I almost missed it. The trains had signal problems (well, the tracks did) and the Q train was backed up in every station from DeKalb to Newkirk. I waited on the tracks for 20 minutes before they told us that, and then I ran out of the train, up the stairs, and as fast as I could in the insane heat, over to the 2 train on Nostrand. (I know this is a very Brooklyn-centric post so far.) On my way, a bus came, and I got on that, but then the bus got detoured because of road construction on Church. When I got to the 2, I dashed down the stairs, just in time for a train, which I got on at 7:20. I had an 8 PM curtain at Playwrights Horizons. It was not at all clear I would make it. But there were no train delays, and I arrived at Times Square at 7:50, and I ran the whole way to Playwrights, and I sat down in my seat at 7:59. And that's when the joy started. Because you know what it's like when you are running late, but you're sort of ambivalent? You don't really care that much if you make it to the thing you're going to? This is NOT how I felt. I was completely looking forward to making it to this. Far From Heaven, the new project by the creators of Grey Gardens (plus Richard Greenberg) starring the absolutely riveting Kelli O'Hara, and also featuring Nancy Anderson, who was flawless in her role as the conflicted best friend. (Side note. Nancy played a small but unforgettable part in this satirical media spot Josh and I made with Eric Ward, about the ways the anti-immigrant movement is trying to influence the environmental movement.)
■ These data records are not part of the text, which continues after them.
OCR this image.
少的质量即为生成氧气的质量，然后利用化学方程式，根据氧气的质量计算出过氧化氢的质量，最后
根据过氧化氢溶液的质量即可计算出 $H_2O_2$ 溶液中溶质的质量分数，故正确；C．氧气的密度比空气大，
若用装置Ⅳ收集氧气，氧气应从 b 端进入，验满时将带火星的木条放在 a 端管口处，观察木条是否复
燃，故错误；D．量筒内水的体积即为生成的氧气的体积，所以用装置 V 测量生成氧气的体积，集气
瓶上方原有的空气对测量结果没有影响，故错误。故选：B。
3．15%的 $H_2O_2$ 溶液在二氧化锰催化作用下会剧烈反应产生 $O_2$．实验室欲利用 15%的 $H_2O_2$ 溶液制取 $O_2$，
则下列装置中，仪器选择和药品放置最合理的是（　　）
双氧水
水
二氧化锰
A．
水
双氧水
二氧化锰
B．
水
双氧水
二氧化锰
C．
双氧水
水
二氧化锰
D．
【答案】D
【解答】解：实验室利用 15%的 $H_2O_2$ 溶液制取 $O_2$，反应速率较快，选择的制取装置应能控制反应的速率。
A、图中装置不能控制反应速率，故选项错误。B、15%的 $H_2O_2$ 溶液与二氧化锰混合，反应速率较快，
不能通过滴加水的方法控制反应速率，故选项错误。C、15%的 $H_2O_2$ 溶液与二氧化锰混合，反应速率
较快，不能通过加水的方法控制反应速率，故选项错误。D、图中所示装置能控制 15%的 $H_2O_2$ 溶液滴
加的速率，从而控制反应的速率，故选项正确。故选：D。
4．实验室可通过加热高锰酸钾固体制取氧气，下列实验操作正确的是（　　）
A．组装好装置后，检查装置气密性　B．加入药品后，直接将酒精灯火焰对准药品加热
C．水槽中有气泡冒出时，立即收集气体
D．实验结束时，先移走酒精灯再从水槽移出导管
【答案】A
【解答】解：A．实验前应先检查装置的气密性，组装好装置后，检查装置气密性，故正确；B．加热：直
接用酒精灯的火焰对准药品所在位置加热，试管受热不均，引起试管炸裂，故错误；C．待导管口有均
I love seeing new musicals. I love seeing them when they work. I love seeing them when they don't. I love the process. I love the first passes. I love the glistening finished products. I love the interplay of music, lyrics, dancing, plot, character, and set. It's a complex organism, and I love it.
(I just got interrupted in my writing by something as opposite as my love for musicals as possible, and I am having a hard time getting my flow back. Please accept any shifts in tone you might notice.)
So it's 7:59, and the lights are about to go down, and I just LOVE that moment. Full of anticipation. I know the story, because I saw the movie. I know the themes are ones that matter to me. A picture perfect marriage. White middle class people from Connecticut. A society page gossip mill all around. The man in the perfect marriage actually gay. The woman actually likes black people. A society page gossip mill all around. Things unravel. Their heavenly corner of the world is much more complex than originally portrayed to be. But then again, we knew that was the case, didn't we? Because it's no longer 1957. And lots of people in 1957 knew that was the case, didn't they? Because they weren't white and middle class. And lots of white and middle class people in 1957 knew that was the case, didn't they? Because they had their eyes open. Or their husband was cheating on them. Or they didn't really have enough money. Or their wife was taking pills. Or their kid was getting beat up. Far From Heaven.
So it's 7:59, and the lights are about to go down, and I just LOVE that moment. And then the lights go down. And the unexpected comes right away. Photo projection on the screen. And immediately I am transported to Connecticut in the Fall. And the townspeople filter in, and eventually Kelli O'Hara comes center stage, and starts to sing, and I'm transported again, by the fluidity of her voice, and as my friend Jesse put it, by her hidden sadness.
So much more I could say, but that's enough. Sitting alone in the theater, 15 feet from Kelli O'Hara singing, with a stellar supporting cast without one sour note in the bunch. Heaven. Not far from. Just heaven.